Philip Hammond knew what he had to do. With Theresa May sitting behind him, the chancellor’s job was to put flesh on the bones of the prime minister’s promise to the British public that the age of austerity was coming to an end.
He made all the right noises. There was extra money to smooth the introduction of universal credit, now more generous than the benefits it is replacing. There was the carrot dangled in front of cabinet colleagues that they would have more money to divide up in next year’s spending round. There were dollops of extra cash for schools, anti-terrorism policing, repairing potholes, and anti-submarine surveillance.
What there wasn’t was an actual end to austerity – at least, as most of the experts in the field would define it. The Institute for Fiscal Studies says that, at a bare minimum, ending austerity involves calling a halt to the next tranche of spending cuts for Whitehall departments. The Resolution Foundation thinktank has a slightly tougher approach. It says a real end to austerity would mean scrapping the cuts in working-age benefits due to come into force next year.
Hammond did neither, despite announcing what the Office for Budget Responsibility described as the biggest easing of fiscal policy since it was created by George Osborne eight years ago.

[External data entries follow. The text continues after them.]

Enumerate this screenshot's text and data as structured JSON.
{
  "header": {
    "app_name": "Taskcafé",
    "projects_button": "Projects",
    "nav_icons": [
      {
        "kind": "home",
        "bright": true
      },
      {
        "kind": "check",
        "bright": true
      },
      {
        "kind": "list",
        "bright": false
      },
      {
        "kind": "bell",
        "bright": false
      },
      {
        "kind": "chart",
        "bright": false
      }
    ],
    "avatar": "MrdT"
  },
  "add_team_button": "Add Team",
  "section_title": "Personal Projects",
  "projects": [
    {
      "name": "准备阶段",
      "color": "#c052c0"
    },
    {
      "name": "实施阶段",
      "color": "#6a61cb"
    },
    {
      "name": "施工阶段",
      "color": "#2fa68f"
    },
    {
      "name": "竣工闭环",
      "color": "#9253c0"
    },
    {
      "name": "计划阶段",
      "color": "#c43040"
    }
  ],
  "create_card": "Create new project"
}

Most of the chancellor’s generosity was reserved for the NHS, which accounts for 90% of the extra government spending in the years ahead, with the promise of a more generous spending settlement for other departments in the event that the Brexit talks bear fruit.
The Resolution Foundation summed up the thrust of the budget when it said Hammond had eased, but not ended, austerity. It estimated that those departments not protected by the Treasury’s ringfence – just about all of them, apart from health and international development – would see their per capita budgets cut between 2019 and 2023.